The data of a million 32-bit integers would take up 4 megabytes, assuming binary encoding. So to sort them with minimal memory usage, the sorting algorithm most of people will consider is the MergeSort algorithm. The basic idea is to create a temporary file that is stored in the hard disk. Then read the first 0.5 million integers in the RAM, sort them, and then save them into a temporary file. Afterwards, read the remaining 0.5 million integers in the RAM, sort them, and then save them into another temporary file. Finally, we merge these two temporary files together.
However, there is a better solution without using temporary files (this is proposed by others. see http://news.ycombinator.com/item?id=341037).
Select the 500.000 smallest values, sort them using an in place sorting algorithm and spit them out, then select the 500.000 biggest values, sort them and spit them out.
The problem then boils down to select the n/2 smallest values of the list. To do this we store the n/2 first values in the 2MB buffer. We then organize them into a heap with the biggest at the top. I then process the remaining n/2 values. When one of these values is bigger than the heap top value, it is skipped. If it is smaller, the heap biggest value is replaced with the smaller value and the heap is restored to get the biggest value at the top. When all the n/2 values have been processed, the 2MB buffer contains the n/2 smallest values of the million integer list.

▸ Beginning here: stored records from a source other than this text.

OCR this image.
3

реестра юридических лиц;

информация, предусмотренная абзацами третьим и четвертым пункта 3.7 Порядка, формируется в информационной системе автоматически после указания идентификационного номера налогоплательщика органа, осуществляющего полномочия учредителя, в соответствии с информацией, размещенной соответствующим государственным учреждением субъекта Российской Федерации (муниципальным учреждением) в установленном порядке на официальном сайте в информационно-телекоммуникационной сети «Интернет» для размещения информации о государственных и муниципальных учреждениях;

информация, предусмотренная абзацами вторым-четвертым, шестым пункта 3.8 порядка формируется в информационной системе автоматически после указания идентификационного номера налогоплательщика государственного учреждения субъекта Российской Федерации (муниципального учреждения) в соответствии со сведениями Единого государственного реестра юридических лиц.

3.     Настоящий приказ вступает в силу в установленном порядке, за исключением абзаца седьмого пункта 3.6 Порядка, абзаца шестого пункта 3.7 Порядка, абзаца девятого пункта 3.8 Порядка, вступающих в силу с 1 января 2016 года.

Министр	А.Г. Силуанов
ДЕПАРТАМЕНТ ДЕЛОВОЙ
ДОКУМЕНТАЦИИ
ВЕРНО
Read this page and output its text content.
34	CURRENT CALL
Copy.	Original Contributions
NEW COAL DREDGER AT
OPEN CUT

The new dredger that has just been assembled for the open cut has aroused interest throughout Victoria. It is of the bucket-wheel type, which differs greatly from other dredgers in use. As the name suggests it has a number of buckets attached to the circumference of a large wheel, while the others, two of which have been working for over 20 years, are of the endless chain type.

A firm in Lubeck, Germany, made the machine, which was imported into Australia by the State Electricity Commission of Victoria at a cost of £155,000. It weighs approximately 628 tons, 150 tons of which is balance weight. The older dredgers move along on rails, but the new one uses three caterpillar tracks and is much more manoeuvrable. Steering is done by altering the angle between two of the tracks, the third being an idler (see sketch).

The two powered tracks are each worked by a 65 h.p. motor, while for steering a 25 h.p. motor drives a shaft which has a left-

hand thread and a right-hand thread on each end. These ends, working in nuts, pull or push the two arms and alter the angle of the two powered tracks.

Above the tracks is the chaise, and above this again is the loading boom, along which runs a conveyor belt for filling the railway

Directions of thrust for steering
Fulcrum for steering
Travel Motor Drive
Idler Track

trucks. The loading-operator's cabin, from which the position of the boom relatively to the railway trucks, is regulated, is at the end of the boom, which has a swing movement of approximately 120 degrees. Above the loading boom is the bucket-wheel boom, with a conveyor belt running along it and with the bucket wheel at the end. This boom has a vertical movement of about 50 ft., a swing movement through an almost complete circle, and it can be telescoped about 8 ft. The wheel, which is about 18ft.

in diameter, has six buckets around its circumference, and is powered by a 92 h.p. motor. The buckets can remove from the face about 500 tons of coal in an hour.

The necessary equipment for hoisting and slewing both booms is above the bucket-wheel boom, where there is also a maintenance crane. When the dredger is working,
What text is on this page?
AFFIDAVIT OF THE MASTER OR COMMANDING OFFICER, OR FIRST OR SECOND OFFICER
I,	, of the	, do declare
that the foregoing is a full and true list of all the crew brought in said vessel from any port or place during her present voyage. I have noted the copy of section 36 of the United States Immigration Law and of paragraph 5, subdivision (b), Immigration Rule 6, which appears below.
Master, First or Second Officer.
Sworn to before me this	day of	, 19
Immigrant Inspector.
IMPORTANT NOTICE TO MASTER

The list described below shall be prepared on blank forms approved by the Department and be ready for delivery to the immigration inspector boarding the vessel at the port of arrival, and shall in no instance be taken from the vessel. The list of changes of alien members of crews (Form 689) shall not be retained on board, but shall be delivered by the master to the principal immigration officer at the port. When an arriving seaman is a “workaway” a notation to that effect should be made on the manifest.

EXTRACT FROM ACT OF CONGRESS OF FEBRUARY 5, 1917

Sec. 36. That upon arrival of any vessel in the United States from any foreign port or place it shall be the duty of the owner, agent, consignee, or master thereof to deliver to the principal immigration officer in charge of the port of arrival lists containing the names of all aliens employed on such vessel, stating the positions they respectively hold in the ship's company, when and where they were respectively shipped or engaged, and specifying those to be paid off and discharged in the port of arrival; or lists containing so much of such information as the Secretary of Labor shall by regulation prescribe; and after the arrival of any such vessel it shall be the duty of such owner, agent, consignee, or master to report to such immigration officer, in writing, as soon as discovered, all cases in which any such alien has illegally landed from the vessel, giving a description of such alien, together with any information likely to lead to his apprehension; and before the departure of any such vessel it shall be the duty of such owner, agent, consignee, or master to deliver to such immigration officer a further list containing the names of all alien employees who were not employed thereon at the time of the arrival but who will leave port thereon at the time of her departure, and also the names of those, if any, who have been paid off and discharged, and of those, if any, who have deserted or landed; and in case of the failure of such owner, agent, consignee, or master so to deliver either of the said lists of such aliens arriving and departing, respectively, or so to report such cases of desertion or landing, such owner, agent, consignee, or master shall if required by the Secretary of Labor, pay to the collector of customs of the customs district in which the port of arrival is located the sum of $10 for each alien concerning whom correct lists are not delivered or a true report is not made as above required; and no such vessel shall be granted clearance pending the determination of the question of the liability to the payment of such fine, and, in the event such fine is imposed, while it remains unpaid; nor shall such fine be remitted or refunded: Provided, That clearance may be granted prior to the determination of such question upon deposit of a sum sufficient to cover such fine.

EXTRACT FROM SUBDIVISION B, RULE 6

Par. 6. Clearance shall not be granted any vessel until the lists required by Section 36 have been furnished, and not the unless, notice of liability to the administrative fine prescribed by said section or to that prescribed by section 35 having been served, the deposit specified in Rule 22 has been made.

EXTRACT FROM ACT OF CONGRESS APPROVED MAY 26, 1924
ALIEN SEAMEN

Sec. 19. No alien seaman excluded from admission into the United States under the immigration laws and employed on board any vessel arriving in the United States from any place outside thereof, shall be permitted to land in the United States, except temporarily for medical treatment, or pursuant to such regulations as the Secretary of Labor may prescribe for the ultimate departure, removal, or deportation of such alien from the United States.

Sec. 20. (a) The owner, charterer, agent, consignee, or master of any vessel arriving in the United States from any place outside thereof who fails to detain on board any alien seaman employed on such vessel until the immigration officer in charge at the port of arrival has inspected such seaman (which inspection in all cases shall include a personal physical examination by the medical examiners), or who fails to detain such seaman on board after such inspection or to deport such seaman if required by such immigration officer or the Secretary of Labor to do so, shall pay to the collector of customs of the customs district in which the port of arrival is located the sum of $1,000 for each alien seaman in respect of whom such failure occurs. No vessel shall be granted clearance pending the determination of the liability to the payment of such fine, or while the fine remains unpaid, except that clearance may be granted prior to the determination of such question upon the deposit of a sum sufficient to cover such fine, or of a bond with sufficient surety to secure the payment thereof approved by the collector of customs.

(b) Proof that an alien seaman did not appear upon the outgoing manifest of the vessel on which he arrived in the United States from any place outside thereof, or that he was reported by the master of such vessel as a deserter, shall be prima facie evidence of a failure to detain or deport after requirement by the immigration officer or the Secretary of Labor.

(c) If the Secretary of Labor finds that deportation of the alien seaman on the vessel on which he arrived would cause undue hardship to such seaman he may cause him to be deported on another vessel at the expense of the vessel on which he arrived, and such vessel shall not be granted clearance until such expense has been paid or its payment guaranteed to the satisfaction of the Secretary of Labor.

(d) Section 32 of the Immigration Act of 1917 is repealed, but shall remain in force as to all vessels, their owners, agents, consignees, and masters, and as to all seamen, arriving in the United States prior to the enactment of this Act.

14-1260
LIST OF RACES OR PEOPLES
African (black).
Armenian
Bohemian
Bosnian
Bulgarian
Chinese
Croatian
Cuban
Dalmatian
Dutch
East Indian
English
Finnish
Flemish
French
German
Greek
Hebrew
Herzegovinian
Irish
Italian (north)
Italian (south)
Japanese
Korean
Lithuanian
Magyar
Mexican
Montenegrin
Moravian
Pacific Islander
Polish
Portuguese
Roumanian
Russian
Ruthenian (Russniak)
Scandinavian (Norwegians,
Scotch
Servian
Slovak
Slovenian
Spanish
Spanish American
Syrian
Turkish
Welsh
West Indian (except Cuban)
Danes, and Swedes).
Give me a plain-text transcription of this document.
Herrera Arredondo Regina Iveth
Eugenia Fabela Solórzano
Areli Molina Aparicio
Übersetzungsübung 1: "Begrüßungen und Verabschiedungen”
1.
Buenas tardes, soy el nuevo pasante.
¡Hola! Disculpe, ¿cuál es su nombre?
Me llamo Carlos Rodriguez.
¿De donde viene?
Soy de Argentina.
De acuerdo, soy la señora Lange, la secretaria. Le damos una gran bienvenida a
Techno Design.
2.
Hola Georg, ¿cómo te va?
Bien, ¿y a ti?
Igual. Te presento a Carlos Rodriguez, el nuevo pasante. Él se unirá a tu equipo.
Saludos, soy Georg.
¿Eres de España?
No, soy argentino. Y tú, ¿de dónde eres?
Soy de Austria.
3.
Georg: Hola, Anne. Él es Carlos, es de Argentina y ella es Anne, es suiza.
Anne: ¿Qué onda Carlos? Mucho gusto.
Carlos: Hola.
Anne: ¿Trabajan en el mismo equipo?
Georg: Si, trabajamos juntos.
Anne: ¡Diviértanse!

Since it is already organized as a heap one can use heap sort to sort it. Pick the biggest value at the top and swap it with the last value of the list and restore heap to get the next biggest value at the top. Swap it with the last unsorted value and proceed until the heap length is reduced to one element.
Apply the same algorithm with the n/2 biggest value but using a heap with the smallest value at the top.
This algorithm requires two passes over the million integer, and uses nothing more than the 2MB buffer. The complexity is O(nlog).
This algorithm requires two passes over the million integer, and uses nothing more than the 2MB buffer. The complexity is O(nlog).